I will not share my glory with anyone else,
or the praise due me with idols.
Isaiah 42:8 (See also Isaiah 48:9-11)
God is jealous for His glory. He wants all of it and He doesn’t take it lightly. All of creation is marked with His glory (Psalm 19:1), even man is created for His glory (Isaiah 43:7). If His glory is diminished, God is insulted. That is why His glory needs to be amplified.
Here Jesus, being fully God and is the fullness of God’s glory asks to be glorified for the expressed purpose of glorifying God back. Imagine a feedback loop getting louder and louder forever; this is the complete amplification of God’s glory – the Son glorifying the Father, who glorifies the Son. It is no wonder that Jesus is entirely glorifying to Him because that is all that Christ does (John 5:19)!
God’s glory amplified in Christ’s redemption
For God did not send his Son into the world to condemn the world, but in order that the world might be saved through him.
John 3:17 (See also John 4:34, 5:36)
When Jesus had received the sour wine, he said, “It is finished,” and he bowed his head and gave up his spirit.

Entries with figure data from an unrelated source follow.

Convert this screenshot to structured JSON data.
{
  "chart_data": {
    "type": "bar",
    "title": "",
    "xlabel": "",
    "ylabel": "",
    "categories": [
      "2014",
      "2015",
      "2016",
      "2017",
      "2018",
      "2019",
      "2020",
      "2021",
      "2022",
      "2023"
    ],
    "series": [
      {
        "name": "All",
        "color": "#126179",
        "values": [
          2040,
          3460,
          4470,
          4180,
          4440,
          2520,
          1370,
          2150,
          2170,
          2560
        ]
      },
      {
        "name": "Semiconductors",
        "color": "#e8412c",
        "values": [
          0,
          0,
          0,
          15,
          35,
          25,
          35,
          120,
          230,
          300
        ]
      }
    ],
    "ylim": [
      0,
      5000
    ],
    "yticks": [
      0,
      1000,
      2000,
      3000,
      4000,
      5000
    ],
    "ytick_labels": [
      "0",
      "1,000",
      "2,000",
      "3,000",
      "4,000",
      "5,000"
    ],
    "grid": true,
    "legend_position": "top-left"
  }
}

It is no secret. Jesus was sent on a mission. His mission is clear in John 17:3 – to bring his own to eternal life by restoring the relationship between man and God (John 17:22-24). That is what it means to “know you, the only true God, and Jesus Christ, whom you sent”. The knowledge here isn’t just an intellectual knowledge, but an experiential and spiritual one. John tells us specifically that the completion of this redemptive work brings glory to God.
We tend to think that God did it all for us. We think that it was entirely for us that Christ came and for us that He died (John 3:16). We tend to place ourselves in the center of the story of redemption. But the truth is that God is at the center of redemption. God brought Israel out of Egypt for His name’s sake (Isaiah 49:3). He brought Israel out of captivity for His name’s sake (Ezekiel 36:22-23). God forgives our sin for His name’s sake (Isaiah 43:25). We don’t motivate God to redeem us, because we have no merit or strength that God might be motivated by. The only thing that could motivate God is God Himself.
Time to get off our high horse and put God in the center of redemption.